Charles Sirleaf and former Central Bank governor Milton Weeks, face a multitude of charges, including economic sabotage, the misuse of public money and criminal conspiracy.
They were arrested last Thursday and held at Monrovia Central Prison pending their court appearance.
Their arrests came after a government report and a separate U.S. commissioned report pointed to the mishandling of billions of Liberian dollars in local banknotes.
According to the U.S. backed report, Liberia’s central bank unlawfully ordered three times the number of bank notes it had been authorized to print, money that it can’t wholly account for.
Sirleaf was a deputy governor at the country’s central bank during the period but denied any wrongdoing.
The U.S. Embassy in Monrovia commissioned a U.S.- based firm Kroll Associates to carry out the probe following reports in August that about $100 million worth of Liberian bank notes had disappeared, an amount equal to nearly 5 percent of the West African country’s GDP.

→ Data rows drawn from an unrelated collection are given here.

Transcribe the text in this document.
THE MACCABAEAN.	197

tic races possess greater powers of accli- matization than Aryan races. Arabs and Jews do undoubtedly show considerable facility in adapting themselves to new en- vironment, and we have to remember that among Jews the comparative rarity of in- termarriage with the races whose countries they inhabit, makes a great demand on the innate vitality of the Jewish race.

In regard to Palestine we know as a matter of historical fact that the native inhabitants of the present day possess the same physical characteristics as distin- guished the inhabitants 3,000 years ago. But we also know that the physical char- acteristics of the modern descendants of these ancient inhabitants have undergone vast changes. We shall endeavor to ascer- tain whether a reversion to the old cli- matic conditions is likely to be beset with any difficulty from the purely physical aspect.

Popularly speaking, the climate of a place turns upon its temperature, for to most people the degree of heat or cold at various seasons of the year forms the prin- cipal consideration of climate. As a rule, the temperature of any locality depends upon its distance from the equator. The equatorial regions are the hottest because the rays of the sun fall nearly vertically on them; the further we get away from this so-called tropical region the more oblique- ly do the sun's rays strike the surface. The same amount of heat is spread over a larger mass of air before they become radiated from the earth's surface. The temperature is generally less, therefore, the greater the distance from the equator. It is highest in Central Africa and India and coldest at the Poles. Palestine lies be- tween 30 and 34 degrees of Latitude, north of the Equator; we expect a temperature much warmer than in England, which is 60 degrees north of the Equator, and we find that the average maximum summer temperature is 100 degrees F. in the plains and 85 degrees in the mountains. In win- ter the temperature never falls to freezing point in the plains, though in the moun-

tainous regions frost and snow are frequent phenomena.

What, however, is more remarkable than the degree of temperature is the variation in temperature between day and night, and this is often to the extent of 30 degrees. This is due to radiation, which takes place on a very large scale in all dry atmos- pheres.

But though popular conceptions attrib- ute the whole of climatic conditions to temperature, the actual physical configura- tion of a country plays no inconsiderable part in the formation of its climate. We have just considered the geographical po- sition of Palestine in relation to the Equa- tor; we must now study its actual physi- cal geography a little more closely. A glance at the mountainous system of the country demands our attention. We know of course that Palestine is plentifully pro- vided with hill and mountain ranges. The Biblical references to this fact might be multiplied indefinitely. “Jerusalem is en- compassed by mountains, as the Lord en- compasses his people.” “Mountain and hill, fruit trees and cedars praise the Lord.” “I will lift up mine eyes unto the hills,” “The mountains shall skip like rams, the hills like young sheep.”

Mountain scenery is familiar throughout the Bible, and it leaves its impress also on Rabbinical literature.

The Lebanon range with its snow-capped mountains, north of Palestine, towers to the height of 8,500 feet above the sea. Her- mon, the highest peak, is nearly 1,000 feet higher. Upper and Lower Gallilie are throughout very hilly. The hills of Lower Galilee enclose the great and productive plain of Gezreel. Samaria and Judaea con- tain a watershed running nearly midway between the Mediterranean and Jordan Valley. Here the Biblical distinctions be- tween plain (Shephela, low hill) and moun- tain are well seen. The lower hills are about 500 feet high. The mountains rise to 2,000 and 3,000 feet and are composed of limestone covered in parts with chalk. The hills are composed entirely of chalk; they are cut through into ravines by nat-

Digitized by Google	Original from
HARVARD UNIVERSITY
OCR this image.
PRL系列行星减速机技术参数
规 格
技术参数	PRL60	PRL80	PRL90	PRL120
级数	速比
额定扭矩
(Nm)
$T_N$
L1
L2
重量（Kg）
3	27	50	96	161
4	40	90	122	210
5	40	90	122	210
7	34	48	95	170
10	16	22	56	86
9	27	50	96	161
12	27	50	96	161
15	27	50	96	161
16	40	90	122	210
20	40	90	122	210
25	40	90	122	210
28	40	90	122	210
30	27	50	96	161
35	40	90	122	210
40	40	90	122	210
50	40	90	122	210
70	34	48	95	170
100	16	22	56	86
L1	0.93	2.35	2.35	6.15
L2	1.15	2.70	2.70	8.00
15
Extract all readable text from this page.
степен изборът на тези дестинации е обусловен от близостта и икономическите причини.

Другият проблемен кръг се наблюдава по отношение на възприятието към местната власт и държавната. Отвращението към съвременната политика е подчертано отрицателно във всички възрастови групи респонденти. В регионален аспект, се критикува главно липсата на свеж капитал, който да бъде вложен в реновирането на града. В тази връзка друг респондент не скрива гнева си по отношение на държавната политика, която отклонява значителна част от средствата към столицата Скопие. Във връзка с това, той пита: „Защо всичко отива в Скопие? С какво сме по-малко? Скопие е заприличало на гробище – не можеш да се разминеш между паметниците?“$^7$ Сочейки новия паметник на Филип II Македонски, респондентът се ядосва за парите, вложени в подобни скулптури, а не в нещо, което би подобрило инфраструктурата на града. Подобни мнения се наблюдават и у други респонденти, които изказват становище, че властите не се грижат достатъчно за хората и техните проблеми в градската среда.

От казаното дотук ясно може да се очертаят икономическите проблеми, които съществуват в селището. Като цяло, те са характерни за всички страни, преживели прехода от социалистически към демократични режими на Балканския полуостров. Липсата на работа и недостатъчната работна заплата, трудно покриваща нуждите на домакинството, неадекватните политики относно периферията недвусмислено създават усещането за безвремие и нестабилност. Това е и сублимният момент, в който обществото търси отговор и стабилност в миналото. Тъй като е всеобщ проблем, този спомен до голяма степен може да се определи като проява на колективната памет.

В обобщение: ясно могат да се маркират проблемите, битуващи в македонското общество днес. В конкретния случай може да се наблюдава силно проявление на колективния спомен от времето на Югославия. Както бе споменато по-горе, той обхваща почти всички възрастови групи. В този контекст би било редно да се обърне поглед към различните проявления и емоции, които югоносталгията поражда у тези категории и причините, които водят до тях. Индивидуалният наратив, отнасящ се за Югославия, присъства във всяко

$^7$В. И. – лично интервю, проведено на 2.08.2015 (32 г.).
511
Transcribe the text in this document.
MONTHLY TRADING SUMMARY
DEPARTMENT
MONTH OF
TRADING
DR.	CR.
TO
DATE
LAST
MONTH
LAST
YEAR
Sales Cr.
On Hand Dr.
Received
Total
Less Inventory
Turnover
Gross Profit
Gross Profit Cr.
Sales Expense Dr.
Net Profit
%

Kroll said its investigation found no evidence of a large shipment of cash going missing as had been reported by local media. Instead, the new bank notes are said to have arrived from a Swedish company but the central bank then failed to properly track what was done with them. The report said most of the bank notes are believed to have been put into circulation without authorities removing and destroying the old bills they were designed to replace.
It said officials at the central bank had not cooperated in explaining who approved the injection of new bank notes without removing the old ones.